At a time when technological innovation is redefining the balance of power, PTC’s 2nd National Security Executive Exchange brought together leaders from government and industry to discuss how the U.S. can accelerate defense modernization. Throughout the course of the day, participants converged on a common theme: the speed and scale of innovation on modern battlefields demands a new model for acquisition, collaboration, and digital integration.
Driving defense modernization
The opening panel set the tone for the day with PTC’s National Security Lead, Alex Daly, welcoming members of Congress on stage to discuss why the time has come for defense modernization. Ukraine was highlighted as a real-time case study in software-defined warfare, with frontline forces iterating drone tactics and countermeasures in weekly cycles. The conversation examined cost exchange ratios where low-cost drones are routinely defeating multimillion-dollar platforms. Another key topic was the mounting A2/AD (anti-access/area denial) challenges in the Indo-Pacific, where long-range missiles, advanced air defenses, and electronic warfare capabilities demand greater U.S. agility in both design and deployment.
Closing the shipbuilding gap: Sea Power 2030 in focus
The shipbuilding panel underscored the urgent need to modernize America’s maritime industrial base. Panelists from the shipbuilding industry joined PTC’s CTO of Federal Aerospace and Defense, Danny Poisson, to discuss why achieving “Sea Power 2030” will require overcoming supply chain gaps, legacy processes, and workforce shortages.
The SHIPS for America Act was highlighted as a catalyst for reversing these trends, providing a legislative framework for rebuilding shipyard capacity and infrastructure, integrating advanced and additive manufacturing methods, attracting and retaining a skilled workforce, and unifying repair and construction efforts over a long-term shipbuilding plan.
Missile defense: Shielding the nation in an era of new threats
The missile defense panel, led by PTC’s Bill Gundrey, Senior Director of FA&D Business Development, highlighted the scale and complexity of programs like Golden Dome, where radar, sensors, and space-based interceptor architectures must function as one cohesive system.
Panelists explained why modern missile defense involves designing for the mission and understanding how intricate subsystems interact across domains. The conversation explored how connecting the mission thread and digital thread enables teams to simulate performance, validate designs virtually, and share models and IP securely across a distributed industrial base.

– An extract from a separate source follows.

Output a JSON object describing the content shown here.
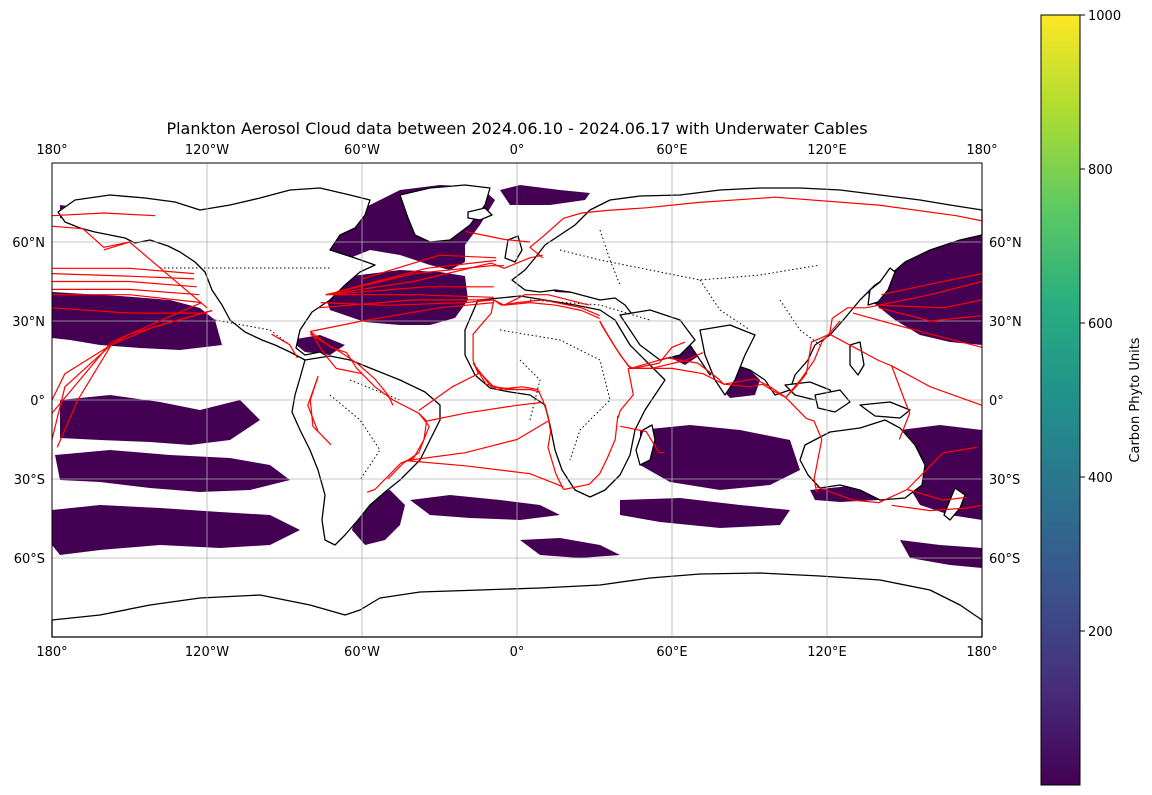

Deterrence in the age of uncrewed systems
The panel discussion on uncrewed systems emphasized how autonomy, AI, and digital engineering are reshaping deterrence across all domains. Panelists highlighted the need for scaling uncrewed platforms, while noting that regulatory burdens and slow procurement timelines are creating barriers that are impacting time-to-field.
Programs like Replicator were cited as early demonstrations of how the DoD can adopt thousands of autonomous systems at speed, and how virtual proving grounds can allow AI-driven behaviors to be safely tested and validated before deployment. Above all, speakers agreed that advantages will come from uncrewed systems that can integrate, collaborate, and share data as part of a connected digital ecosystem that integrates mission software, hardware configurations, and operational intelligence.
Roundtable sessions: Models, AI, and the Arsenal of Democracy
The afternoon roundtables brought the day’s themes into practical focus by examining how industry and government can work together to accelerate defense modernization.
Participants at one table discussed why shifting from document-based engineering to digital, model-centric workflows is essential for speeding design cycles, improving traceability, and enabling seamless handoffs from engineering to manufacturing and sustainment.
Another table examined how AI and automation can help to reduce engineering workload, accelerate design iteration, and improve mission readiness with predictive maintenance and faster decision support.
And finally, a third roundtable discussion explored how the U.S. can respond to Secretary of War, Hegseth’s November Arsenal of Freedom speech by embracing acquisition reforms, commercial-first solutions, modular open systems, and surge-ready manufacturing. Participants noted that these shifts must be supported by secure, interoperable digital infrastructure.
AI and the intelligent defense enterprise
The event concluded with a forward-looking discussion on how AI is transforming the defense industrial base. Panelists discussed AI’s role in engineering and beyond, highlighting ways that AI can automate entire decision loops and why responsible, scalable AI adoption must be built on a foundation of trusted, explainable data.
The discussion also turned to the future and the impact that AI will have in the coming years, with PTC’s EVP of Customer and Technology Partnerships, Steve Dertien, explaining PTC’s vision for an intelligent product lifecycle that’s supercharged with agentic AI.
Closing reflections
As the day drew to a close, it was clear that there was one theme uniting every conversation. Whether accelerating shipbuilding, scaling uncrewed systems, or defending the nation against a missile attack, leaders across the defense industrial base agreed that modernization requires speed, security, and digital trust.
The time for defense modernization has come, and PTC continues to stand at the center of this transformation, helping aerospace and defense organizations build an intelligent and secure enterprise that can meet the demands of tomorrow’s mission.